Damit führt die EU ein, was in den USA schon seit längerem Usus ist. Dort überprüft die Zulassungsbehörde FDA (Food and Drug Administration) die Formulierungen auf den Verpackungen, ein eigenes Gesetz (NLEA, nennt die Mengenvorgaben, ab wann ein Produkt beispielsweise als „gute Quelle für Vitamin C“ genannt werden darf. Die FDA gibt den Herstellern sogar Beispiele vor, wie ein guter Claim aussehen kann. Die EU-Verordnung ist schon jetzt deutlich an den NLEA angelehnt. Folgt man dieser Linie wird es demnächst in Europa – wie heute schon in den USA – Werbung geben, die neben den funktional-strukturellen Angaben auch auf gesundheitliche Vorteile hinweist. „Vitamin A fördert gesunde Augen“ ist eine Beispiel, „Protein baut ihre Muskeln auf“ ein anderes.
Gerade diese „health-claims“ stehen unter Beobachtung der FDA, mit den Weihen der Wissenschaft lassen sich hohe Umsätze generieren. Nach einer Erhebung aus dem Jahre 2001 trugen nur 4,4 % der Lebensmittel-Packungen Angaben über einen gesundheitlichen Vorteil.
Der von der EU noch zu erarbeitende Katalog mit den wissenschaftlich zurzeit nachgewiesenen Zusammenhängen zwischen Krankheitsvermeidung durch spezifische Inhaltsstoffe in Lebensmittel (zu finden hier: ist in den USA lang. Er erstreckt sich von Kalzium und Osteoporosis, über Folsäure und embryonalen Neuralrohrdefekten, dem bekannten Effekt von Natrium auf den Bluthochdruck bis hin zu den positiven Eigenschaften von Soja-Proteinen bei koronalen Herzerkrankungen.
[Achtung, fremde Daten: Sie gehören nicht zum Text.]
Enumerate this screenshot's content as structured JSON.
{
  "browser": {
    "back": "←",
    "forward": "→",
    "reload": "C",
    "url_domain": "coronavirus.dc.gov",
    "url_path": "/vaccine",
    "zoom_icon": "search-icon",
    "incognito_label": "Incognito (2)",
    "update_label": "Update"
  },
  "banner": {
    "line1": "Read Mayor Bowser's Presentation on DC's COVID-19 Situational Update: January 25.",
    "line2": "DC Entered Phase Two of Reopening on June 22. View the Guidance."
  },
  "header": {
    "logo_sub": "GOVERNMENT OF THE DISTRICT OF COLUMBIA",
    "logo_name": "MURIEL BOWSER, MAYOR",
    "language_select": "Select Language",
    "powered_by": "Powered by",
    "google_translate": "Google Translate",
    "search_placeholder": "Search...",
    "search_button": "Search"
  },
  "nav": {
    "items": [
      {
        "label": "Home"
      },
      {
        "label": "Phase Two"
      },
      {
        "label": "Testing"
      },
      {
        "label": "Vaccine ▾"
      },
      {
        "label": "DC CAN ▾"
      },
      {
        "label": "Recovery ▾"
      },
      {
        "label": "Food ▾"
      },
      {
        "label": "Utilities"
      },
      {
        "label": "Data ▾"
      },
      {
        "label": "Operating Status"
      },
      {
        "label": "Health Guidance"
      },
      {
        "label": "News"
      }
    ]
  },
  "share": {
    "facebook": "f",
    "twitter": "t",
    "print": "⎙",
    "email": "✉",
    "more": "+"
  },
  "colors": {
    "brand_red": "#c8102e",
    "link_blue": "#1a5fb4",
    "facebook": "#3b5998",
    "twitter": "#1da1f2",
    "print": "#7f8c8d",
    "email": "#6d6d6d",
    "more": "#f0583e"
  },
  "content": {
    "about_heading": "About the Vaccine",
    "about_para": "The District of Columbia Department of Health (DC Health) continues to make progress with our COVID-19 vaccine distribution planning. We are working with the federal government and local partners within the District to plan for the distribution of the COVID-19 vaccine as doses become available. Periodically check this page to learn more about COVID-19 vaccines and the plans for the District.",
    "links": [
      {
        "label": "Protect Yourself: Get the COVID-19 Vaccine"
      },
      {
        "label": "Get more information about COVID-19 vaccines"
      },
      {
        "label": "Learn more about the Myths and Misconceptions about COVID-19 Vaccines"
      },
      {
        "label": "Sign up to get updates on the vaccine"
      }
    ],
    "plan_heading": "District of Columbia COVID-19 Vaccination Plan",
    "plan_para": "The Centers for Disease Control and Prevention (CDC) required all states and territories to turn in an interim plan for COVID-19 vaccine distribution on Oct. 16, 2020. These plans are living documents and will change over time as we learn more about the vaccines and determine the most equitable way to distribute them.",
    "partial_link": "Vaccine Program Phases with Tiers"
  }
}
Damit aber nicht genug. Durch den FDA Modernization Act (FDAMA,<http://www.fda.gov/cber/fdama.htm) von 1997 ist ein weiterer Index entstanden. Dieser weist auf die Gefahr von zu kaliumhaltiger Ernährung und Herzschlag sowie den Vorteilen einer Vollwertkorn-Ernährung hin. In einem weiteren Schritt etablierte die FDA 2003 eine Initiative, die in sogenannten „Qualified health claims“ und einer weiteren Aufstellung mündete. Hiernach dürfen auch vorsichtig formulierte Behauptungen aufgestellt werden, zu denen noch keinen abschließende wissenschaftliche Meinung vorliegt. In dieser Liste (http://www.cfsan.fda.gov/~dms/lab-qhc.html) tummeln sich Phospholipide wie Phosphatidylserin (http://www.cfsan.fda.gov/~dms/ds-ltr36.html), das den Verlauf der Alzheimer-Krankheit verlangsamt und bereits als Getränkezusatz eingesetzt wird, aber auch diverse Nüsse ), die gegen Herzerkrankungen helfen sollen.
Das neue Glück
Ob durch Expertisen abgesichert oder nicht: Alle diese Packungsangaben dürfen keinen Hinweise auf den Grad der Risikominimierung geben, die Hersteller spielen mit dem Konjunktiv. Und: Eine simple Zusammenpanschen von ein paar Ingredienzien reicht in USA nicht aus, um den Segen der FDA zu erhalten. Die Lebensmittel müssen zusätzlich mindestens 10% der Tagesration von einem oder mehr sechs wichtiger Nährstoffe (Vitamin A, Vitamin C, Eisen, Kalzium, Protein, Ballaststoffe) enthalten, die nicht angereichert sein dürfen. Zudem sind Grenzen bei gesättigten Fettsäuren, Cholesterin und Natrium einzuhalten.
Die Zukunft der europäischen Frontseiten-Werbeslogans und die der Angaben auf den Verpackungsrückseiten ist zwar stark reglementiert, die Verordnung gibt aber zugleich eine Richtung vor, die im Bereich des sogenannten „functional food“ zu höheren Umsätze führen wird. Wie sich diese Entwicklung mit der ebenfalls vorhanden Lust der Verbraucher auf „Bio“ verträgt muss sich noch zeigen. Ob „Qualität“ auf Dauer tatsächlich das „besten Rezept“ ist?